Prompt Infection: LLM-to-LLM Prompt Injection within Multi-Agent Systems
Donghyun Lee, Mo Tiwari
TL;DR
This work exposes a new security vulnerability in multi-agent LLM systems: self-replicating prompt injections that propagate across agents (Prompt Infection). It formalizes the mechanism, demonstrates across MAS and society-of-agents scenarios that replication markedly increases infection success, and shows that stronger models can be more harmful when compromised. To mitigate, it proposes LLM Tagging and assesses combinations with existing defenses, finding that layered approaches offer robust protection though no single method suffices. The study highlights urgent security considerations as MAS deployments scale and operate with inter-agent communications and shared tools.
Abstract
As Large Language Models (LLMs) grow increasingly powerful, multi-agent systems are becoming more prevalent in modern AI applications. Most safety research, however, has focused on vulnerabilities in single-agent LLMs. These include prompt injection attacks, where malicious prompts embedded in external content trick the LLM into executing unintended or harmful actions, compromising the victim's application. In this paper, we reveal a more dangerous vector: LLM-to-LLM prompt injection within multi-agent systems. We introduce Prompt Infection, a novel attack where malicious prompts self-replicate across interconnected agents, behaving much like a computer virus. This attack poses severe threats, including data theft, scams, misinformation, and system-wide disruption, all while propagating silently through the system.

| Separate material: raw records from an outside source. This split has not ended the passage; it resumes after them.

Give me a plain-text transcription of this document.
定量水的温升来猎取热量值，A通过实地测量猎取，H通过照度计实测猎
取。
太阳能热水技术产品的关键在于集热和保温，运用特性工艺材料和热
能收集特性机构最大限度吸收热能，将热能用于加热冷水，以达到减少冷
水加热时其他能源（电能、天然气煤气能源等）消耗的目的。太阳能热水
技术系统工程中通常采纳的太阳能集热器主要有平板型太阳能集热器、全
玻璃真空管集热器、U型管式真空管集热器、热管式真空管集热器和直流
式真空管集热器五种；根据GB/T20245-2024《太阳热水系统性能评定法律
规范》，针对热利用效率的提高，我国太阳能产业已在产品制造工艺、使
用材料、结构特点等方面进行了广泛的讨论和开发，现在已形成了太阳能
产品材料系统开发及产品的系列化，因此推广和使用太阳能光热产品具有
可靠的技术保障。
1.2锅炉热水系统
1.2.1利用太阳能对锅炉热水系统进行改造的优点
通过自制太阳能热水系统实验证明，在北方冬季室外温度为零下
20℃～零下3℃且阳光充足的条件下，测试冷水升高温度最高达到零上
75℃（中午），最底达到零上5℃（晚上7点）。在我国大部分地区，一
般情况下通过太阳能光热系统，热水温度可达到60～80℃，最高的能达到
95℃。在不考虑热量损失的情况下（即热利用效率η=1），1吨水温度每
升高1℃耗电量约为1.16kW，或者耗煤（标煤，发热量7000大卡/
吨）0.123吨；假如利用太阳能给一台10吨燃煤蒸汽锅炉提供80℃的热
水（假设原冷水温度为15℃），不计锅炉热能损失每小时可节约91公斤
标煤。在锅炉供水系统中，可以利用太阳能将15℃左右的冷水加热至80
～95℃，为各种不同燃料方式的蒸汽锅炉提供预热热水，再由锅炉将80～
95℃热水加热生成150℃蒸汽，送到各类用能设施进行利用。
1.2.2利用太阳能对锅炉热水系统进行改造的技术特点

Our extensive experiments demonstrate that multi-agent systems are highly susceptible, even when agents do not publicly share all communications. To address this, we propose LLM Tagging, a defense mechanism that, when combined with existing safeguards, significantly mitigates infection spread. This work underscores the urgent need for advanced security measures as multi-agent LLM systems become more widely adopted.